The empty tree is numbered 0.

The single-node tree is numbered 1.

All binary trees having m nodes have numbers less than all those having m+1
nodes.

Any binary tree having m nodes with left and right subtrees L and R is numbered
n such that all trees having m nodes numbered > n have either

Left subtrees numbered higher than L, or

A left subtree = L and a right subtree numbered higher than R.

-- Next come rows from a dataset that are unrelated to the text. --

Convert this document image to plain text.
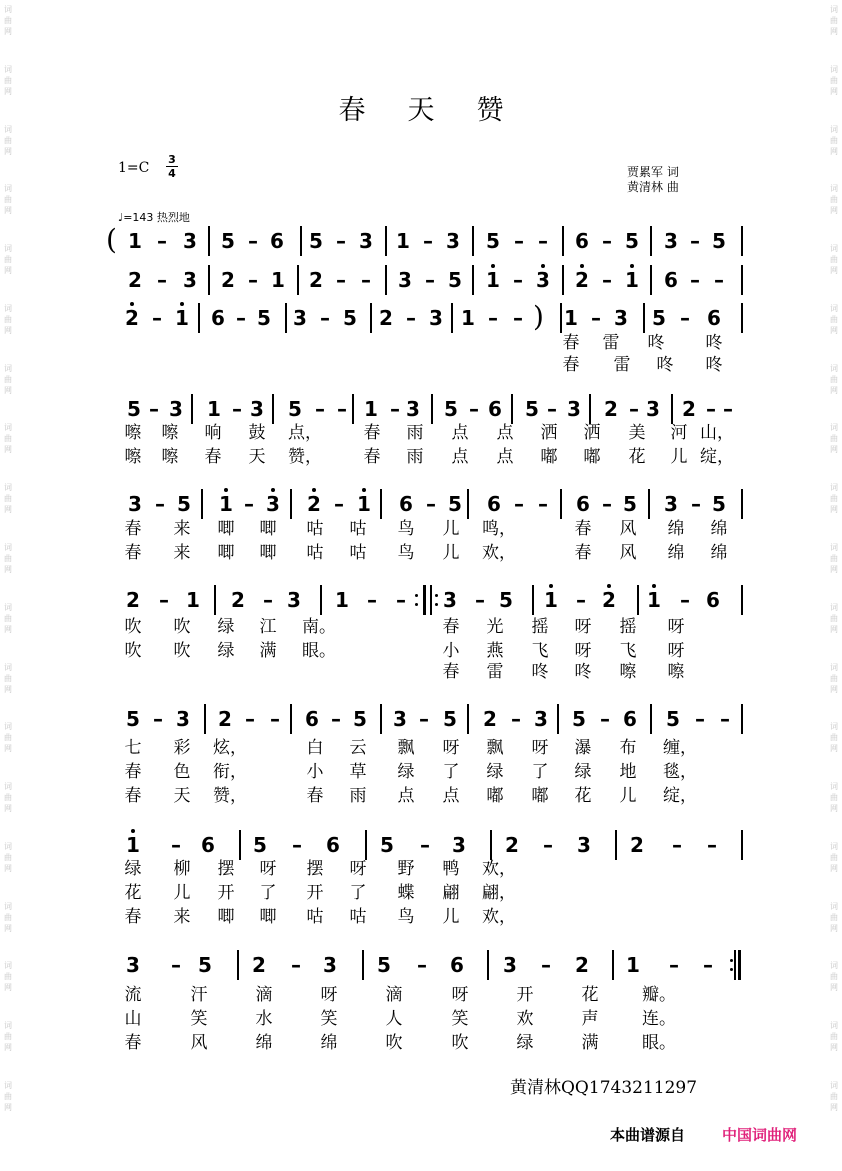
词
曲
网
词
曲
网
词
曲
网
词
曲
网
词
曲
网
词
曲
网
词
曲
网
词
曲
网
词
曲
网
词
曲
网
词
曲
网
词
曲
网
词
曲
网
词
曲
网
词
曲
网
词
曲
网
词
曲
网
词
曲
网
词
曲
网
词
曲
网
词
曲
网
词
曲
网
词
曲
网
词
曲
网
词
曲
网
词
曲
网
词
曲
网
词
曲
网
词
曲
网
词
曲
网
词
曲
网
词
曲
网
词
曲
网
词
曲
网
词
曲
网
词
曲
网
词
曲
网
词
曲
网
春天赞
$1=C \frac{3}{4}$	贾累军 词
黄清林 曲
♩=143 热烈地
1 – 3 5 – 6 5 – 3 1 – 3 5 – – 6 – 5 3 – 5
(
2 – 3 2 – 1 2 – – 3 – 5 1 – 3 2 – 1 6 – –
2 – 1 6 – 5 3 – 5 2 – 3 1 – – 1 – 3 5 – 6
)
春 雷 咚 咚
春 雷 咚 咚
5 – 3 1 – 3 5 – – 1 – 3 5 – 6 5 – 3 2 – 3 2 – –
嚓 嚓 响 鼓 点， 春 雨 点 点 洒 洒 美 河 山，
嚓 嚓 春 天 赞， 春 雨 点 点 嘟 嘟 花 儿 绽，
3 – 5 1 – 3 2 – 1 6 – 5 6 – – 6 – 5 3 – 5
春 来 唧 唧 咕 咕 鸟 儿 鸣，	春 风 绵 绵
春 来 唧 唧 咕 咕 鸟 儿 欢，	春 风 绵 绵
2 – 1 2 – 3 1 – – 3 – 5 1 – 2 1 – 6
吹 吹 绿 江 南。	春 光 摇 呀 摇 呀
吹 吹 绿 满 眼。	小 燕 飞 呀 飞 呀
春 雷 咚 咚 嚓 嚓
5 – 3 2 – – 6 – 5 3 – 5 2 – 3 5 – 6 5 – –
七 彩 炫，	白 云 飘 呀 飘 呀 瀑 布 缠，
春 色 衔，	小 草 绿 了 绿 了 绿 地 毯，
春 天 赞，	春 雨 点 点 嘟 嘟 花 儿 绽，
1 – 6 5 – 6 5 – 3 2 – 3 2 – –
绿 柳 摆 呀 摆 呀 野 鸭 欢，
花 儿 开 了 开 了 蝶 翩 翩，
春 来 唧 唧 咕 咕 鸟 儿 欢，
3 – 5 2 – 3 5 – 6 3 – 2 1 – –
流	汗	滴	呀	滴	呀	开	花	瓣。
山	笑	水	笑	人	笑	欢	声	连。
春	风	绵	绵	吹	吹	绿	满	眼。
黄清林QQ1743211297
本曲谱源自 中国词曲网
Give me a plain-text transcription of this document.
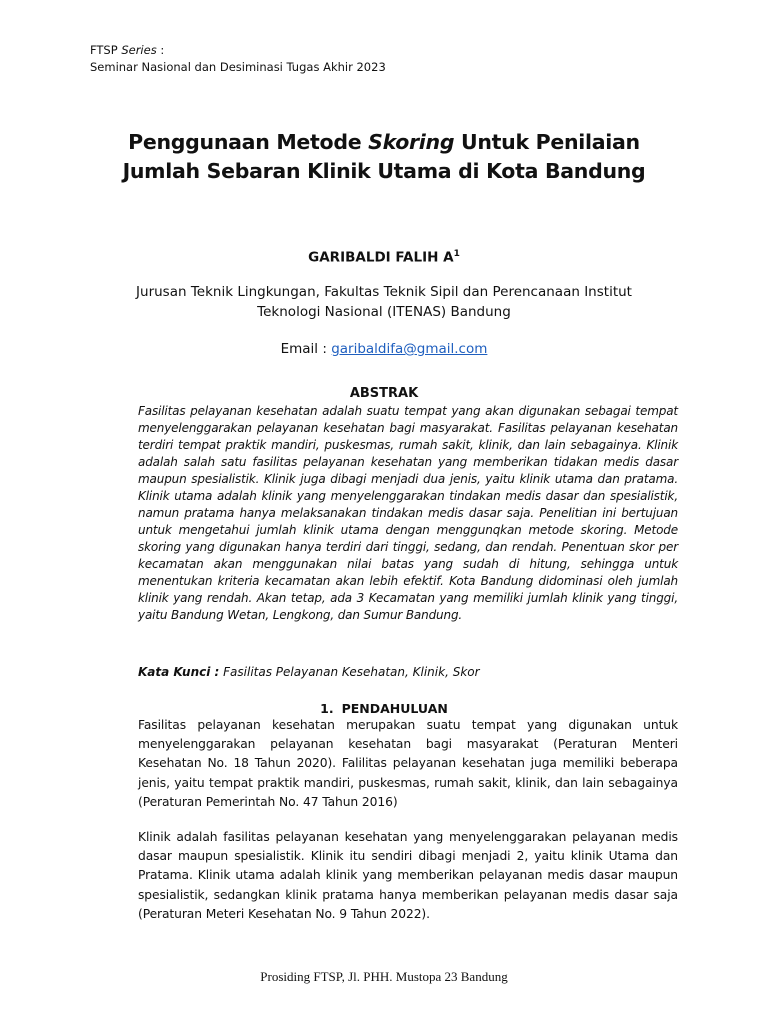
FTSP Series :
Seminar Nasional dan Desiminasi Tugas Akhir 2023
Penggunaan Metode Skoring Untuk Penilaian Jumlah Sebaran Klinik Utama di Kota Bandung
GARIBALDI FALIH $A^1$
Jurusan Teknik Lingkungan, Fakultas Teknik Sipil dan Perencanaan Institut Teknologi Nasional (ITENAS) Bandung
Email : garibaldifa@gmail.com
ABSTRAK
Fasilitas pelayanan kesehatan adalah suatu tempat yang akan digunakan sebagai tempat menyelenggarakan pelayanan kesehatan bagi masyarakat. Fasilitas pelayanan kesehatan terdiri tempat praktik mandiri, puskesmas, rumah sakit, klinik, dan lain sebagainya. Klinik adalah salah satu fasilitas pelayanan kesehatan yang memberikan tidakan medis dasar maupun spesialistik. Klinik juga dibagi menjadi dua jenis, yaitu klinik utama dan pratama. Klinik utama adalah klinik yang menyelenggarakan tindakan medis dasar dan spesialistik, namun pratama hanya melaksanakan tindakan medis dasar saja. Penelitian ini bertujuan untuk mengetahui jumlah klinik utama dengan menggunqkan metode skoring. Metode skoring yang digunakan hanya terdiri dari tinggi, sedang, dan rendah. Penentuan skor per kecamatan akan menggunakan nilai batas yang sudah di hitung, sehingga untuk menentukan kriteria kecamatan akan lebih efektif. Kota Bandung didominasi oleh jumlah klinik yang rendah. Akan tetap, ada 3 Kecamatan yang memiliki jumlah klinik yang tinggi, yaitu Bandung Wetan, Lengkong, dan Sumur Bandung.
Kata Kunci : Fasilitas Pelayanan Kesehatan, Klinik, Skor
1. PENDAHULUAN
Fasilitas pelayanan kesehatan merupakan suatu tempat yang digunakan untuk menyelenggarakan pelayanan kesehatan bagi masyarakat (Peraturan Menteri Kesehatan No. 18 Tahun 2020). Falilitas pelayanan kesehatan juga memiliki beberapa jenis, yaitu tempat praktik mandiri, puskesmas, rumah sakit, klinik, dan lain sebagainya (Peraturan Pemerintah No. 47 Tahun 2016)
Klinik adalah fasilitas pelayanan kesehatan yang menyelenggarakan pelayanan medis dasar maupun spesialistik. Klinik itu sendiri dibagi menjadi 2, yaitu klinik Utama dan Pratama. Klinik utama adalah klinik yang memberikan pelayanan medis dasar maupun spesialistik, sedangkan klinik pratama hanya memberikan pelayanan medis dasar saja (Peraturan Meteri Kesehatan No. 9 Tahun 2022).
Prosiding FTSP, Jl. PHH. Mustopa 23 Bandung
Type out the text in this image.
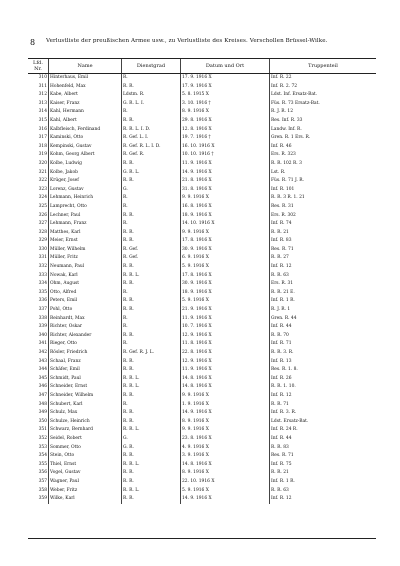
8 Verlustliste der preußischen Armee usw., zu Verlustliste des Kreises. Verschollen Brüssel-Wilke.
Lfd. Nr.	Name	Dienstgrad	Datum und Ort	Truppenteil
310	Hinterhaus, Emil	R.	17. 9. 1916 X	Inf. R. 22
311	Hohenfeld, Max	R. R.	17. 9. 1916 X	Inf. R. 2. 72
312	Kabe, Albert	Ldstm. R.	5. 8. 1915 X	Ldst. Inf. Ersatz-Bat.
313	Kaiser, Franz	G. R. L. I.	3. 10. 1916 †	Füs. R. 73 Ersatz-Bat.
314	Kahl, Hermann	R.	8. 9. 1916 X	R. J. R. 12
315	Kahl, Albert	R. R.	29. 8. 1916 X	Res. Inf. R. 33
316	Kalbfleisch, Ferdinand	R. R. L. I. D.	12. 8. 1916 X	Landw. Inf. R.
317	Kaminski, Otto	R. Gef. L. I.	19. 7. 1916 †	Gren. R. 1 Ers. R.
318	Kempinski, Gustav	R. Gef. R. L. I. D.	16. 10. 1916 X	Inf. R. 46
319	Kohm, Georg Albert	R. Gef. R.	10. 10. 1916 †	Ers. R. 323
320	Kolbe, Ludwig	R. R.	11. 9. 1916 X	R. R. 102 R. 3
321	Kolbe, Jakob	G. R. L.	14. 9. 1916 X	Lst. R.
322	Krüger, Josef	R. R.	21. 8. 1916 X	Füs. R. 71 J. R.
323	Lorenz, Gustav	G.	31. 8. 1916 X	Inf. R. 101
324	Lehmann, Heinrich	R.	9. 9. 1916 X	R. R. 3 R. 1. 21
325	Lamprecht, Otto	R.	16. 8. 1916 X	Res. R. 31
326	Lechner, Paul	R. R.	18. 9. 1916 X	Ers. R. 302
327	Lehmann, Franz	R.	14. 10. 1916 X	Inf. R. 74
328	Matthes, Karl	R. R.	9. 9. 1916 X	R. R. 21
329	Meier, Ernst	R. R.	17. 8. 1916 X	Inf. R. 83
330	Müller, Wilhelm	R. Gef.	30. 9. 1916 X	Res. R. 71
331	Müller, Fritz	R. Gef.	6. 9. 1916 X	R. R. 27
332	Neumann, Paul	R. R.	5. 9. 1916 X	Inf. R. 12
333	Nowak, Karl	R. R. L.	17. 8. 1916 X	R. R. 63
334	Ohm, August	R. R.	30. 9. 1916 X	Ers. R. 31
335	Otto, Alfred	R.	18. 9. 1916 X	R. R. 21 E.
336	Peters, Emil	R. R.	5. 9. 1916 X	Inf. R. 1 R.
337	Pohl, Otto	R. R.	21. 9. 1916 X	R. J. R. 1
338	Reinhardt, Max	R.	11. 9. 1916 X	Gren. R. 44
339	Richter, Oskar	R.	10. 7. 1916 X	Inf. R. 44
340	Richter, Alexander	R. R.	12. 9. 1916 X	R. R. 70
341	Rieger, Otto	R.	11. 8. 1916 X	Inf. R. 71
342	Rösler, Friedrich	R. Gef. R. J. L.	22. 8. 1916 X	R. R. 3. R.
343	Schaal, Franz	R. R.	12. 9. 1916 X	Inf. R. 13
344	Schäfer, Emil	R. R.	11. 9. 1916 X	Res. R. 1. 8.
345	Schmidt, Paul	R. R. L.	14. 8. 1916 X	Inf. R. 26
346	Schneider, Ernst	R. R. L.	14. 8. 1916 X	R. R. 1. 10.
347	Schneider, Wilhelm	R. R.	9. 9. 1916 X	Inf. R. 12
348	Schubert, Karl	R.	1. 9. 1916 X	R. R. 71
349	Schulz, Max	R. R.	14. 9. 1916 X	Inf. R. 3. R.
350	Schulze, Heinrich	R. R.	8. 9. 1916 X	Ldst. Ersatz-Bat.
351	Schwarz, Bernhard	R. R. L.	9. 9. 1916 X	Inf. R. 24 R.
352	Seidel, Robert	G.	23. 8. 1916 X	Inf. R. 44
353	Sommer, Otto	G. R.	4. 9. 1916 X	R. R. 83
354	Stein, Otto	R. R.	3. 9. 1916 X	Res. R. 71
355	Thiel, Ernst	R. R. L.	14. 8. 1916 X	Inf. R. 75
356	Vogel, Gustav	R. R.	8. 9. 1916 X	R. R. 21
357	Wagner, Paul	R. R.	22. 10. 1916 X	Inf. R. 1 R.
358	Weber, Fritz	R. R. L.	5. 9. 1916 X	R. R. 63
359	Wilke, Karl	R. R.	14. 9. 1916 X	Inf. R. 12
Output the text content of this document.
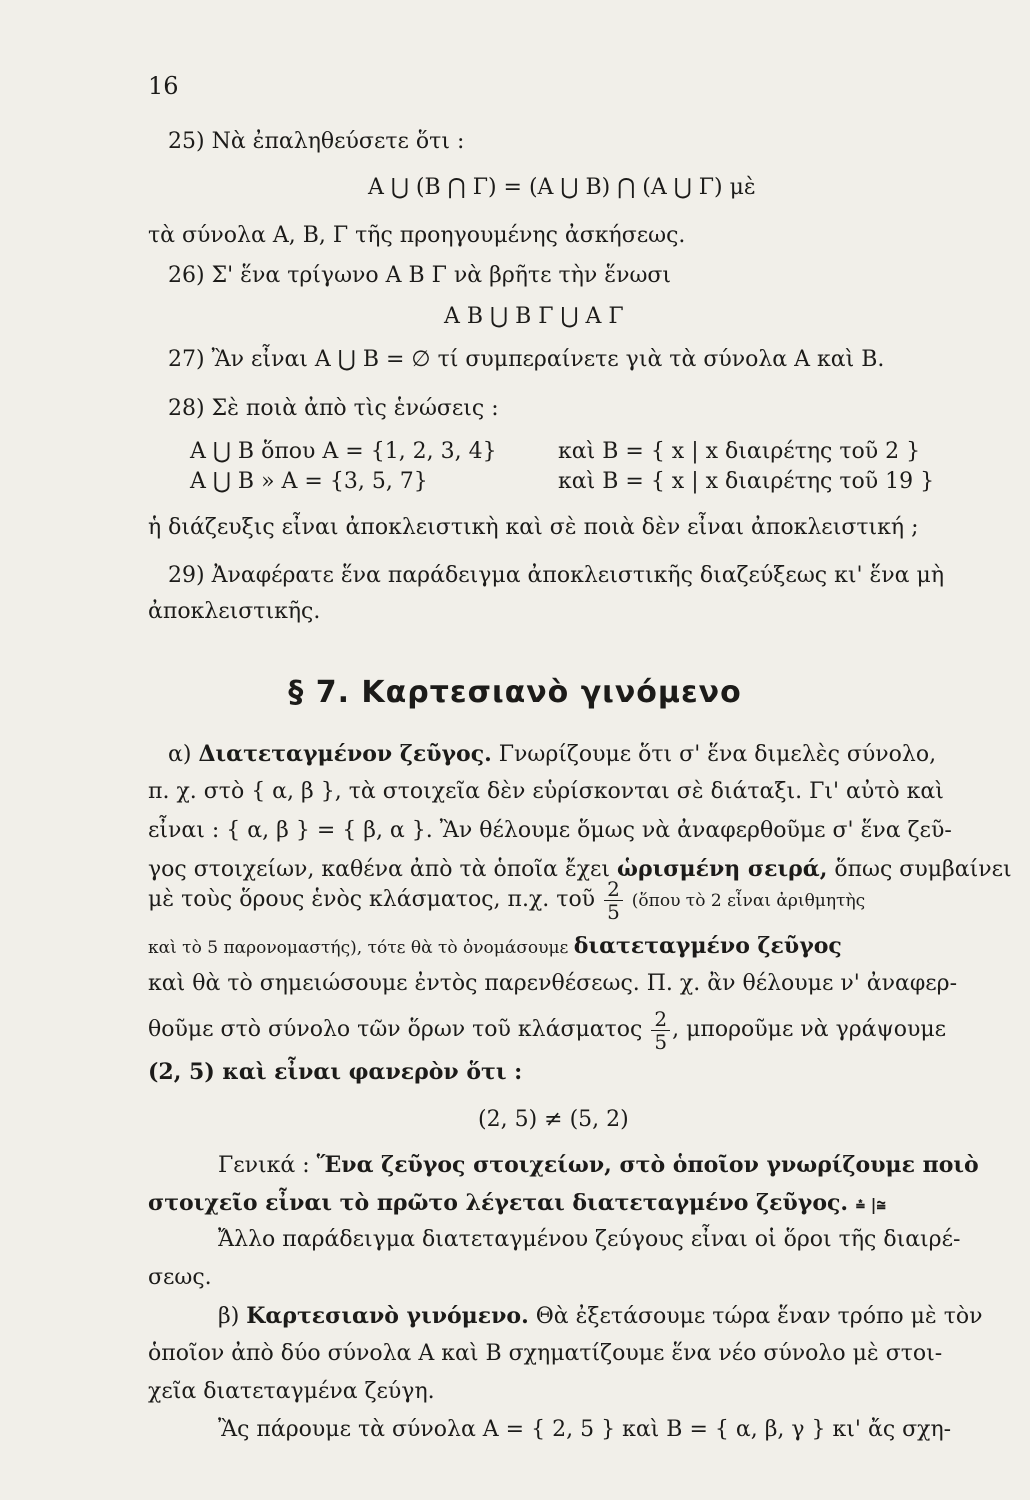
16
25) Νὰ ἐπαληθεύσετε ὅτι :
A ⋃ (B ⋂ Γ) = (A ⋃ B) ⋂ (A ⋃ Γ) μὲ
τὰ σύνολα A, B, Γ τῆς προηγουμένης ἀσκήσεως.
26) Σ' ἕνα τρίγωνο Α Β Γ νὰ βρῆτε τὴν ἕνωσι
Α Β ⋃ Β Γ ⋃ Α Γ
27) Ἂν εἶναι A ⋃ B = ∅ τί συμπεραίνετε γιὰ τὰ σύνολα A καὶ B.
28) Σὲ ποιὰ ἀπὸ τὶς ἑνώσεις :
A ⋃ B ὅπου A = {1, 2, 3, 4}	καὶ B = { x | x διαιρέτης τοῦ 2 }
A ⋃ B » A = {3, 5, 7}	καὶ B = { x | x διαιρέτης τοῦ 19 }
ἡ διάζευξις εἶναι ἀποκλειστικὴ καὶ σὲ ποιὰ δὲν εἶναι ἀποκλειστική ;
29) Ἀναφέρατε ἕνα παράδειγμα ἀποκλειστικῆς διαζεύξεως κι' ἕνα μὴ
ἀποκλειστικῆς.
§ 7. Καρτεσιανὸ γινόμενο
α) Διατεταγμένον ζεῦγος. Γνωρίζουμε ὅτι σ' ἕνα διμελὲς σύνολο,
π. χ. στὸ { α, β }, τὰ στοιχεῖα δὲν εὑρίσκονται σὲ διάταξι. Γι' αὐτὸ καὶ
εἶναι : { α, β } = { β, α }. Ἂν θέλουμε ὅμως νὰ ἀναφερθοῦμε σ' ἕνα ζεῦ-
γος στοιχείων, καθένα ἀπὸ τὰ ὁποῖα ἔχει ὡρισμένη σειρά, ὅπως συμβαίνει
μὲ τοὺς ὅρους ἑνὸς κλάσματος, π.χ. τοῦ $\frac{2}{5}$ (ὅπου τὸ 2 εἶναι ἀριθμητὴς
καὶ τὸ 5 παρονομαστής), τότε θὰ τὸ ὀνομάσουμε διατεταγμένο ζεῦγος
καὶ θὰ τὸ σημειώσουμε ἐντὸς παρενθέσεως. Π. χ. ἂν θέλουμε ν' ἀναφερ-
θοῦμε στὸ σύνολο τῶν ὅρων τοῦ κλάσματος $\frac{2}{5}$ , μποροῦμε νὰ γράψουμε
(2, 5) καὶ εἶναι φανερὸν ὅτι :
(2, 5) ≠ (5, 2)
Γενικά : Ἕνα ζεῦγος στοιχείων, στὸ ὁποῖον γνωρίζουμε ποιὸ
στοιχεῖο εἶναι τὸ πρῶτο λέγεται διατεταγμένο ζεῦγος. ⩮ |≅
Ἄλλο παράδειγμα διατεταγμένου ζεύγους εἶναι οἱ ὅροι τῆς διαιρέ-
σεως.
β) Καρτεσιανὸ γινόμενο. Θὰ ἐξετάσουμε τώρα ἕναν τρόπο μὲ τὸν
ὁποῖον ἀπὸ δύο σύνολα A καὶ B σχηματίζουμε ἕνα νέο σύνολο μὲ στοι-
χεῖα διατεταγμένα ζεύγη.
Ἂς πάρουμε τὰ σύνολα A = { 2, 5 } καὶ B = { α, β, γ } κι' ἄς σχη-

The first 10 binary trees and tree number 20 in this sequence are shown below:

Your job for this problem is to output a binary tree when given its order number.

**Input**

Input consists of multiple problem instances. Each instance consists of a single
integer n, where 1 <= n <= 500,000,000. A value of n = 0 terminates input.
(Note that this means you will never have to output the empty tree.)

**Output**

For each problem instance, you should output one line containing the tree corresponding to the order number for that instance. To print out the tree, use the following scheme:

A tree with no children should be output as X.

A tree with left and right subtrees L and R should be output as (L')X(R'), where
L' and R' are the representations of L and R.

If L is empty, just output X(R').

If R is empty, just output (L')X.

**Sample Input**

1

20

31117532

0

**Sample Output**

X

((X)X(X))X

(X(X(((X(X))X(X))X(X))))X(((X((X)X((X)X)))X)X)